Mereka pulalah yang menjadi perantara bagi tersebarnya agama Islam keluar dari daerah Timur Tengah, terutama ke Asia Tenggara, termasuk Indonesia dan pedalaman Afrika. Para pedagang, pengembara, dan pengamal tasawuf merupakan juru tabligh utama penyebaran agama Islam ke daerah-daerah tersebut, baru kemudian tugas itu diteruskan dan diselesaikan oleh ulama-ulama ahli fiqh dan ahli kalam.
Bahkan, di beberapa tempat, seperti di India, struktur organisasi gerakan tasawuf telah membentuk masyarakat setempat begitu rupa sehingga mendekati pola-pola yang ada di dunia Islam (Timur Tengah), dan ini sangat mendukung bagi penyebaran Islam selanjutnya. Di tempat-tempat yang terdapat pengikut tarekat hampir selalu bisa ditemukan suatu pondokan atau zâwiyah guna menampung para fakir yang hendak melakukan wirid atau suluk. Zâwiyah itu dalam perkembangannya berubah menjadi gilda-gilda dan pusat-pusat kegiatan ekonomi, pusat pendidikan, bahkan tidak jarang menjadi cikal bakal kekuatan politik yang besar pengaruhnya di kemudian hari.
Keadaan serupa juga berlaku di Indonesia. Pusat-pusat penyebaran Islam yang mula-mula, khususnya di Jawa seperti di daerah Ampel dan Giri, agaknya merupakan sambungan sistem zâwiyah di India dan Timur Tengah, yang kemudian berkembang menjadi pondok atau pesantren seperti yang kita kenal sekarang.

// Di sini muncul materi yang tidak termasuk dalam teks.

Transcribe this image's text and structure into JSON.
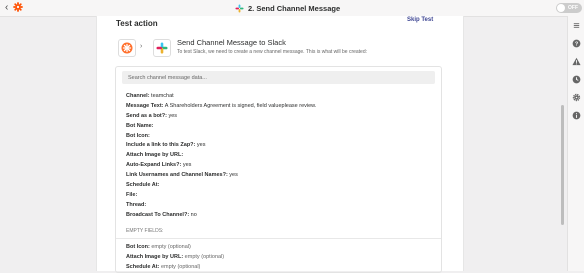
{
  "topbar": {
    "back_icon": "chevron-left",
    "zap_title": "2. Send Channel Message",
    "toggle_label": "OFF"
  },
  "panel": {
    "title": "Test action",
    "skip_label": "Skip Test",
    "header_title": "Send Channel Message to Slack",
    "header_sub": "To test Slack, we need to create a new channel message. This is what will be created:",
    "search_placeholder": "Search channel message data..."
  },
  "fields": [
    {
      "label": "Channel:",
      "value": " teamchat"
    },
    {
      "label": "Message Text:",
      "value": " A Shareholders Agreement is signed, field valueplease review."
    },
    {
      "label": "Send as a bot?:",
      "value": " yes"
    },
    {
      "label": "Bot Name:",
      "value": ""
    },
    {
      "label": "Bot Icon:",
      "value": ""
    },
    {
      "label": "Include a link to this Zap?:",
      "value": " yes"
    },
    {
      "label": "Attach Image by URL:",
      "value": ""
    },
    {
      "label": "Auto-Expand Links?:",
      "value": " yes"
    },
    {
      "label": "Link Usernames and Channel Names?:",
      "value": " yes"
    },
    {
      "label": "Schedule At:",
      "value": ""
    },
    {
      "label": "File:",
      "value": ""
    },
    {
      "label": "Thread:",
      "value": ""
    },
    {
      "label": "Broadcast To Channel?:",
      "value": " no"
    }
  ],
  "empty_header": "EMPTY FIELDS:",
  "empty_fields": [
    {
      "label": "Bot Icon:",
      "value": " empty (optional)"
    },
    {
      "label": "Attach Image by URL:",
      "value": " empty (optional)"
    },
    {
      "label": "Schedule At:",
      "value": " empty (optional)"
    }
  ],
  "rightbar_icons": [
    "list-icon",
    "help-icon",
    "warning-icon",
    "history-icon",
    "gear-icon",
    "info-icon"
  ],
  "colors": {
    "zapier_orange": "#ff4f00",
    "link_blue": "#3d4592"
  }
}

Dianggapnya para tokoh penyebar ajaran Islam itu sebagai wali yang keramat menunjukkan kuatnya pengaruh segi tasawuf dalam ajaran-ajarannya. Sebab, kepercayaan kepada wali merupakan bagian penting dalam rangkaian faham sufi.
Tentang bagaimana bentuk hubungan yang sebenarnya antara sufisme dengan mistik Jawa yang kemudian dikenal dengan kebatinan pernah menjadi bahan diskusi yang hangat di Indonesia. Satu hal yang barangkali mendekati kepastian adalah bahwa pembawaan-pembawaan mistis pada orang Jawa khususnya dan orang Indonesia umumnya – yang merupakan warisan ajaran-ajaran agama Hindu-Buddha – telah membantu mematangkan kesiapan bangsa kita menerima kedatangan agama Islam melalui tasawufnya itu.

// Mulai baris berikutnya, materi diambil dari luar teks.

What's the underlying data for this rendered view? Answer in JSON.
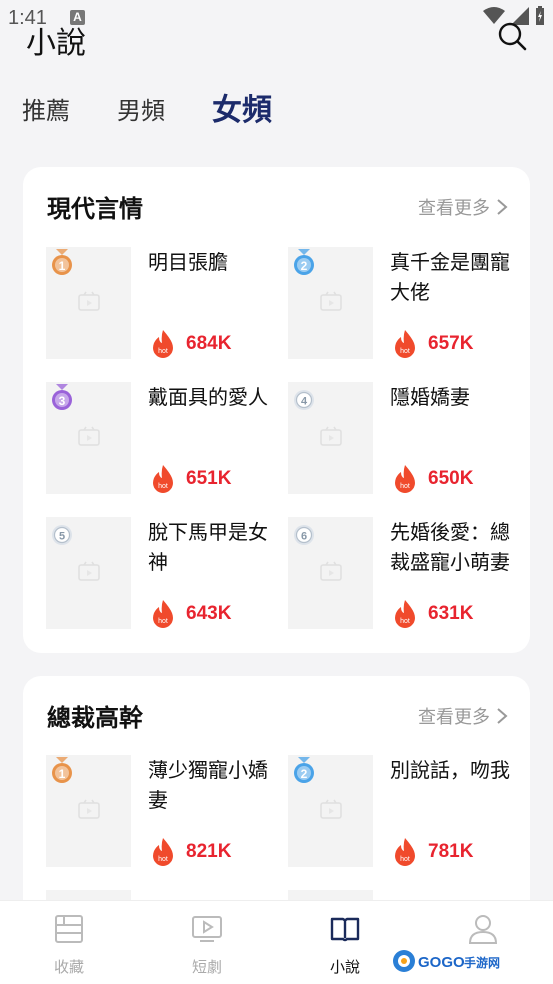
{
  "status": {
    "time": "1:41",
    "indicator": "A"
  },
  "header": {
    "title": "小說",
    "search_icon": "search-icon"
  },
  "tabs": [
    {
      "label": "推薦",
      "active": false
    },
    {
      "label": "男頻",
      "active": false
    },
    {
      "label": "女頻",
      "active": true
    }
  ],
  "sections": [
    {
      "title": "現代言情",
      "more_label": "查看更多",
      "books": [
        {
          "rank": "1",
          "title": "明目張膽",
          "heat": "684K"
        },
        {
          "rank": "2",
          "title": "真千金是團寵大佬",
          "heat": "657K"
        },
        {
          "rank": "3",
          "title": "戴面具的愛人",
          "heat": "651K"
        },
        {
          "rank": "4",
          "title": "隱婚嬌妻",
          "heat": "650K"
        },
        {
          "rank": "5",
          "title": "脫下馬甲是女神",
          "heat": "643K"
        },
        {
          "rank": "6",
          "title": "先婚後愛：總裁盛寵小萌妻",
          "heat": "631K"
        }
      ]
    },
    {
      "title": "總裁高幹",
      "more_label": "查看更多",
      "books": [
        {
          "rank": "1",
          "title": "薄少獨寵小嬌妻",
          "heat": "821K"
        },
        {
          "rank": "2",
          "title": "別說話，吻我",
          "heat": "781K"
        }
      ]
    }
  ],
  "hot_badge": "hot",
  "bottom_nav": [
    {
      "label": "收藏",
      "icon": "bookshelf-icon",
      "active": false
    },
    {
      "label": "短劇",
      "icon": "tv-play-icon",
      "active": false
    },
    {
      "label": "小說",
      "icon": "open-book-icon",
      "active": true
    },
    {
      "label": "",
      "icon": "profile-icon",
      "active": false
    }
  ],
  "watermark": "GOGO手游网",
  "colors": {
    "accent_tab": "#1c2b6b",
    "heat": "#e8242f",
    "flame": "#f04a2c"
  }
}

Sebaliknya dalam perkembangannya, sufisme telah ikut mempengaruhi ajaran-ajaran mistik setempat, sehingga terdapat perbendaharaan keislaman padanya. Memang dalam kenyataannya, ajaran-ajaran tasawuf merupakan bagian dari ajaran-ajaran Islam yang paling mudah dan cepat menyesuaikan diri dengan unsur-unsur mistik setempat.
Tetapi, kalau kita lihat para pengikut tasawuf di pesantren-pesantren di Jawa, ternyata mereka tidak begitu paham dengan sastra mistik Jawa sendiri. Umumnya mereka tidak mengenal bacaan-bacaan mistik seperti yang dikenal dalam dunia kebatinan atau kejawen. Bahkan mereka memandang bacaan-bacaan itu dengan curiga. Dalam mengamalkan tasawuf ini mereka hanya bersandar pada sumber-sumber berbahasa Arab seperti yang diajarkan oleh kiai atau guru mereka.

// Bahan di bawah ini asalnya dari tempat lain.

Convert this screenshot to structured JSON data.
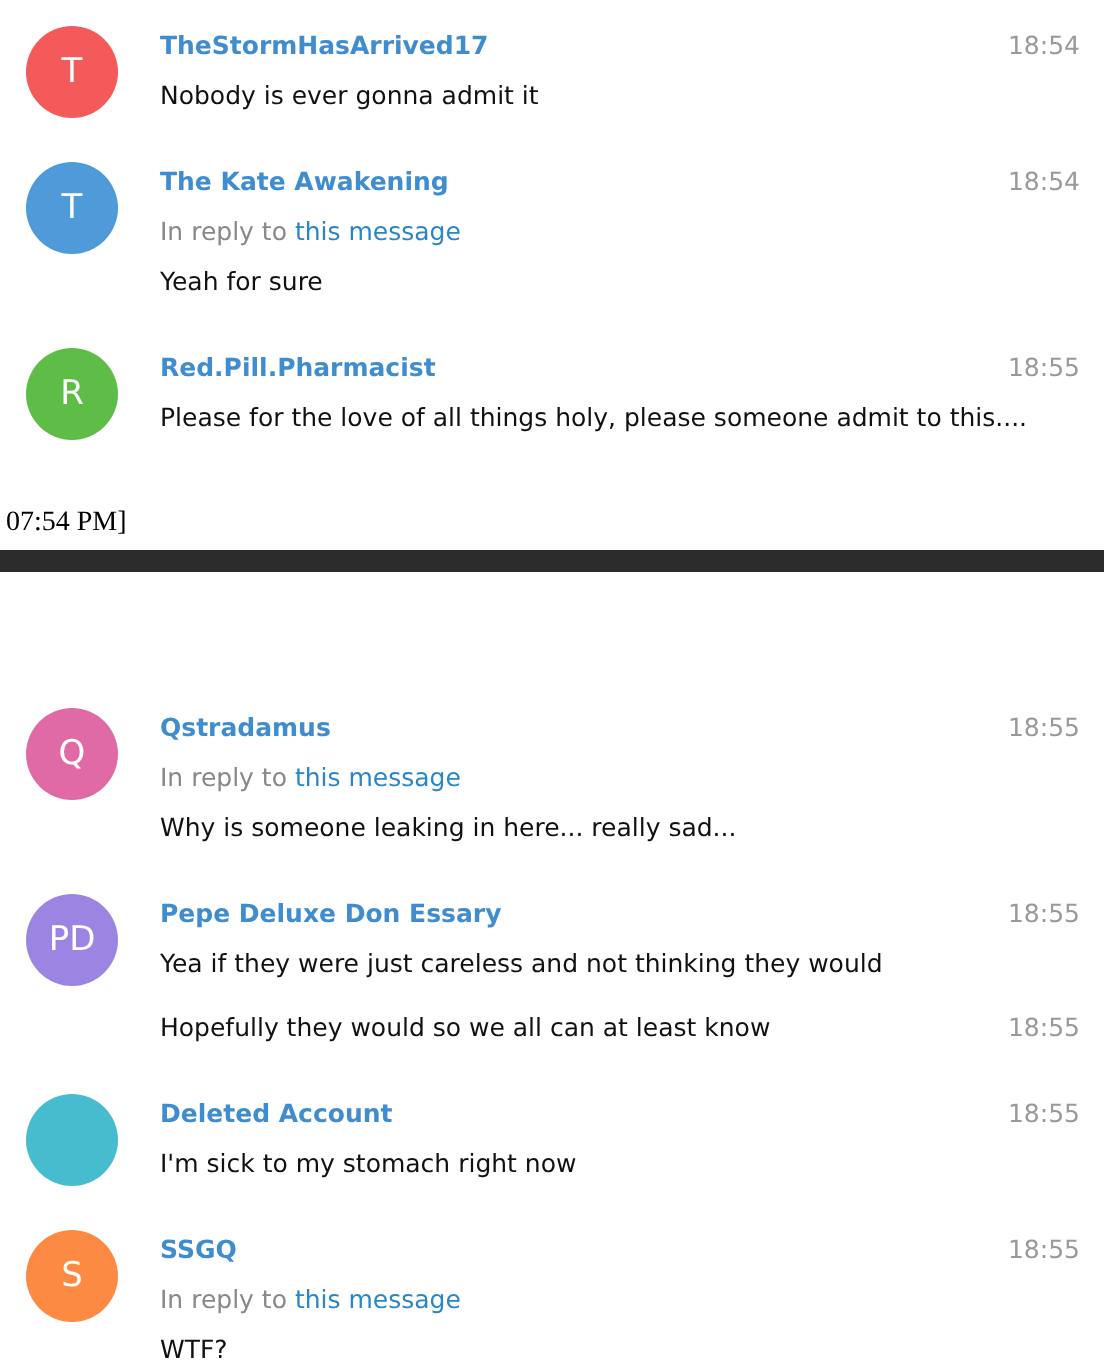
{
  "panels": [
    {
      "messages": [
        {
          "avatar": {
            "initials": "T",
            "color": "#f55a5a"
          },
          "name": "TheStormHasArrived17",
          "time": "18:54",
          "text": "Nobody is ever gonna admit it"
        },
        {
          "avatar": {
            "initials": "T",
            "color": "#4f9ad8"
          },
          "name": "The Kate Awakening",
          "time": "18:54",
          "reply": {
            "prefix": "In reply to",
            "link": "this message"
          },
          "text": "Yeah for sure"
        },
        {
          "avatar": {
            "initials": "R",
            "color": "#5dbd47"
          },
          "name": "Red.Pill.Pharmacist",
          "time": "18:55",
          "text": "Please for the love of all things holy, please someone admit to this...."
        }
      ]
    },
    {
      "messages": [
        {
          "avatar": {
            "initials": "Q",
            "color": "#e06aa6"
          },
          "name": "Qstradamus",
          "time": "18:55",
          "reply": {
            "prefix": "In reply to",
            "link": "this message"
          },
          "text": "Why is someone leaking in here... really sad..."
        },
        {
          "avatar": {
            "initials": "PD",
            "color": "#9b84e2"
          },
          "name": "Pepe Deluxe Don Essary",
          "time": "18:55",
          "text": "Yea if they were just careless and not thinking they would",
          "followups": [
            {
              "text": "Hopefully they would so we all can at least know",
              "time": "18:55"
            }
          ]
        },
        {
          "avatar": {
            "color": "#48bccf"
          },
          "name": "Deleted Account",
          "time": "18:55",
          "text": "I'm sick to my stomach right now"
        },
        {
          "avatar": {
            "initials": "S",
            "color": "#fd8a42"
          },
          "name": "SSGQ",
          "time": "18:55",
          "reply": {
            "prefix": "In reply to",
            "link": "this message"
          },
          "text": "WTF?"
        }
      ]
    }
  ],
  "separator": {
    "caption": "07:54 PM]"
  }
}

Meskipun pesantren atau pondok merupakan perkembangan dari sistem zâwiyah yang dikembangkan kaum sufi, tetapi bukan berarti setiap pesantren merupakan pusat gerakan tasawuf. Pada saat ini pesantren lebih dikenal sebagai lembaga pendidikan dan pengajaran. Sedangkan yang melakukan peranan sebagai pusat gerakan tarekat (tasawuf) hanya sedikit. Lebih sedikit lagi adalah pesantren yang mengkhususkan diri dalam bidang tasawuf sebagai objek pengajarannya.
Sufisme di Indonesia agaknya terbatas pada segi-segi yang praktis, sedangkan segi pemikiran kontemplatifnya sangat kurang. Karena itu perkataan “tarekat” (yaitu jalan atau ajaran bertasawuf yang bersifat praktis) adalah lebih dikenal daripada perkataan tasawuf, khususnya di kalangan para pengikut awam yang justru menjadi bagian terbesar dari pengikut tasawuf ini.